The dotmesh-operator ClusterRoleBinding.

This simply binds the dotmesh ServiceAccount to the cluster-admin ClusterRole (so that it can manage pods and PVCs). You shouldn’t need to change this.

The dotmesh Service.

This is the service used to access the Dotmesh server on port 32607. It’s needed both for internal connectivity between nodes in the cluster, and to allow other clusters to push/pull from this one.

The dotmesh-operator Deployment.

This runs the Dotmesh operator, which then creates a Dotmesh server pod for every node in your cluster (that matches the nodeSelector in the ConfigMap, at any rate).

The operator references the dotmesh-operator ServiceAccount in order to be able to create and destroy pods and PVCs.

The Dotmesh server pods it creates reference the dotmesh ServiceAccount in order to obtain the privileges it needs.

They also refer to the dotmesh secret (also in the dotmesh namespace) to configure the initial API key and admin password, which is not created by the YAML - you have to provide these secrets yourself; we wouldn’t dream of shipping you a default API key! This gets mounted into the container filesystem at /secret.

The dotmesh-provisioner ServiceAccount.

This is the ServiceAccount that will be used to run the Dotmesh provisioner. You shouldn’t need to change this.

The dotmesh-provisioner-runner ClusterRole.

This is the role the Dotmesh provisioner will run under. You shouldn’t need to change this.

The dotmesh-provisioner ClusterRoleBinding.

This simply binds the dotmesh-provisioner ServiceAccount to the dotmesh-provisioner-runner ClusterRole. You shouldn’t need to change this.

The dotmesh-dynamic-provisioner Deployment.
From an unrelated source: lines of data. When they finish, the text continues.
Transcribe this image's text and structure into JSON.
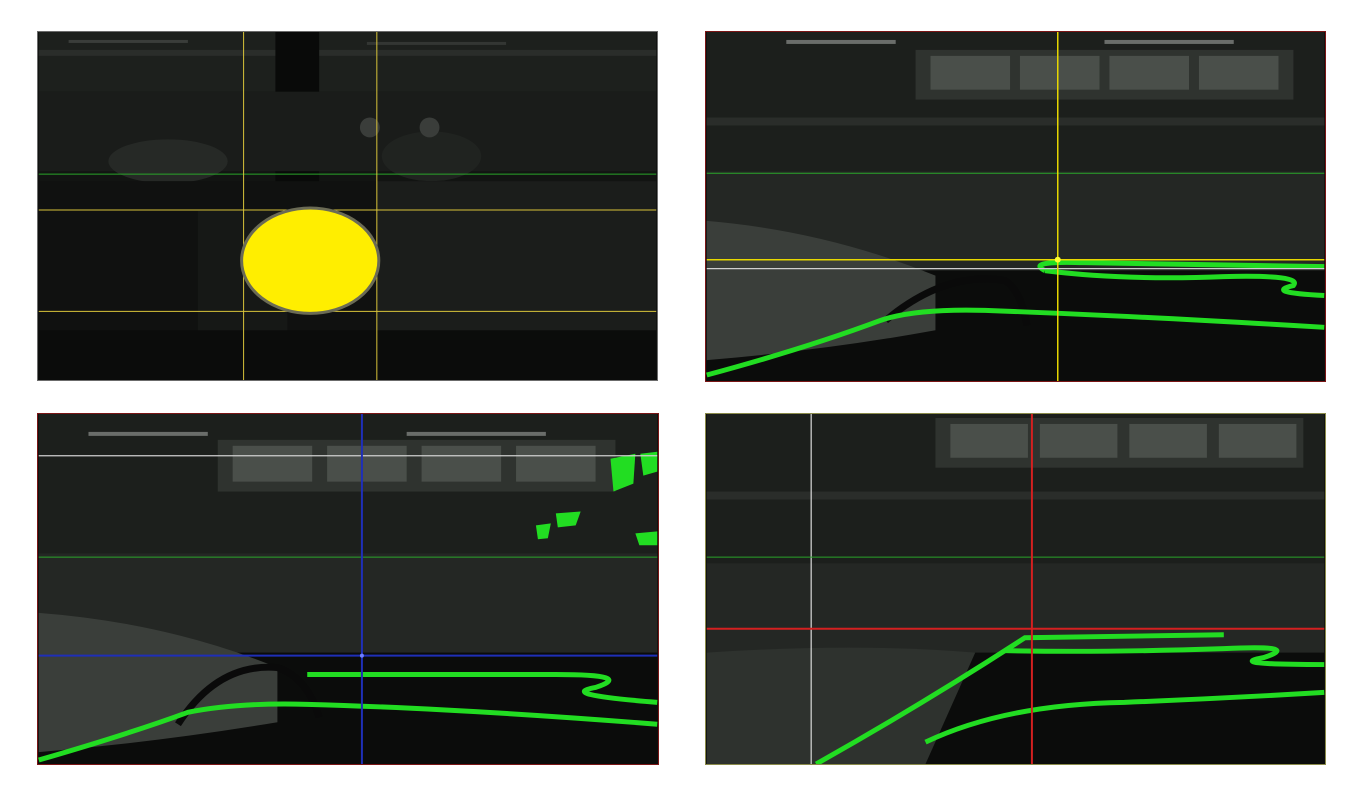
{
  "panels": [
    {
      "id": "ball-tracking-view",
      "overlay": {
        "crosshair_color": "#d9c43a",
        "reference_color": "#2aa52a",
        "target_color": "#ffee00",
        "target_shape": "filled-ellipse"
      }
    },
    {
      "id": "track-view-yellow-crosshair",
      "overlay": {
        "crosshair_color": "#e8d800",
        "reference_color": "#2aa52a",
        "horizon_color": "#cfcfcf",
        "line_highlight_color": "#22dd22"
      }
    },
    {
      "id": "track-view-blue-crosshair",
      "overlay": {
        "crosshair_color": "#1f2fb8",
        "reference_color": "#2aa52a",
        "horizon_color": "#cfcfcf",
        "line_highlight_color": "#22dd22"
      }
    },
    {
      "id": "track-view-red-crosshair",
      "overlay": {
        "crosshair_color": "#d42020",
        "reference_color": "#2aa52a",
        "guide_color": "#dcdcdc",
        "line_highlight_color": "#22dd22"
      }
    }
  ]
}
This actually runs the dynamic provisioner. Only one replica of it needs to run somewhere in the cluster; it just looks for Dotmesh PVCs and creates corresponding PVs, so it doesn’t need to actually run on very node.
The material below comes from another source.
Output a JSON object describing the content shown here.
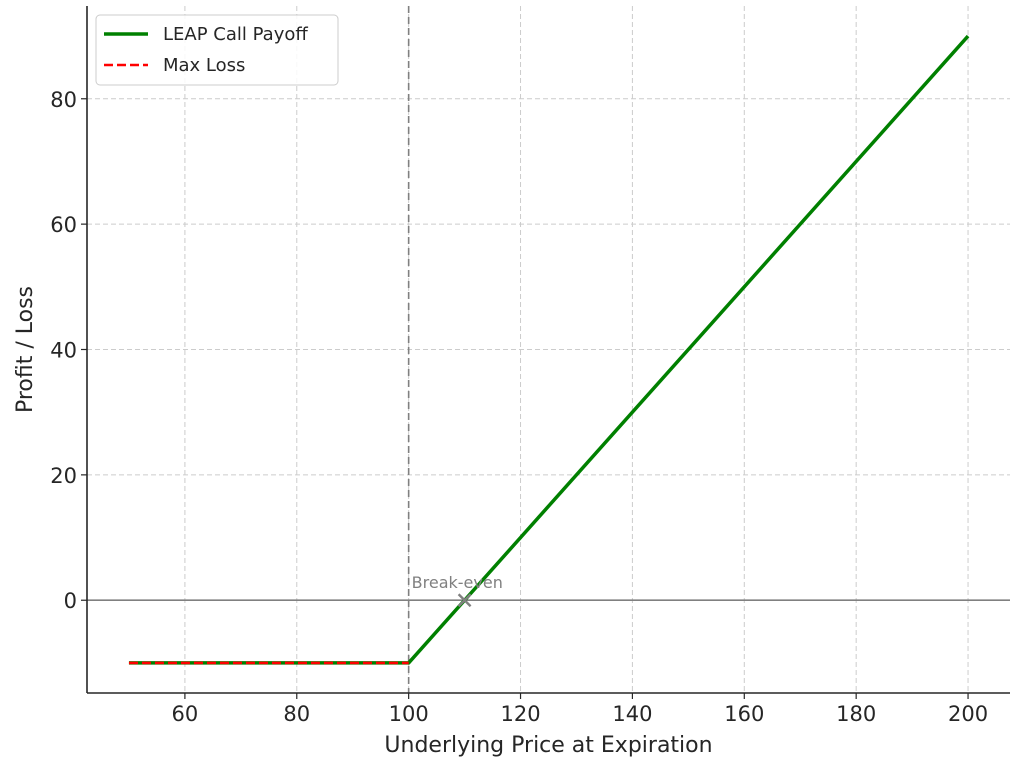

It references the dotmesh secret from the dotmesh namespace, in order to obtain the cluster’s admin API key so it can communicate with the Dotmesh server.

The dotmesh StorageClass.

This defines a default dotmesh StorageClass that, when referenced from a PersistentVolumeClaim, will cause Dotmesh to manage the resulting volume.

In the parameters section, there’s a single configurable item. dotmeshNamespace is the default namespace for dots accessed through this StorageClass. You probably don’t need to change it unless you’re doing something interesting.
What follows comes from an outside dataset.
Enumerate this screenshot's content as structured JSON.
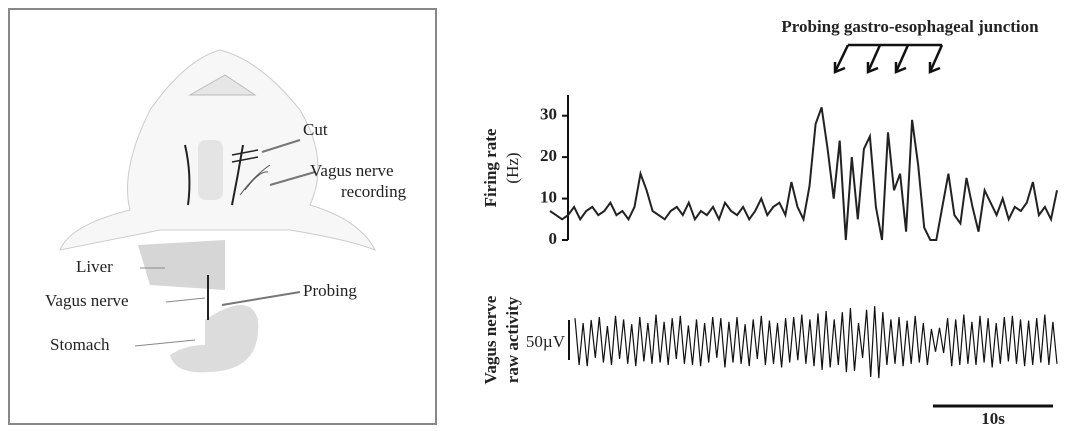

Dotmesh PersistentVolumeClaims.

A PersistentVolumeClaim using a Dotmesh StorageClass has the following structure:

kind: PersistentVolumeClaim
apiVersion: v1
metadata:
  name: example-pvc
  annotations:
    dotmeshNamespace: admin
    dotmeshName: example
    dotmeshSubdot: logging_db
spec:
  storageClassName: dotmesh
  accessModes:
    - ReadWriteOnce
  resources:
    requests:
      storage: 1Gi

The interesting parts:

  • spec.storageClassName must reference a suitably configured Dotmesh StorageClass, or Dotmesh won’t manage this volume.
  • metadata.annotations.dotmeshNamespace can be used to override the namespace in which the dot is kept. The default is inherited from the StorageClass, or defaults to admin if none is specifed there, so it needn’t be specified here unless you’re doing something strange.
  • metadata.annotations.dotmeshName is the name of the dot. If you don’t specify it, then the name of the PVC (in this case, example-pvc) will be used.
  • metadata.annotations.dotmeshSubdot is the name of the subdot to use. If left unspecified, then the default of __default__ will be used. Use __root__ to reference the root of the dot, or any other name to use a specific subdot.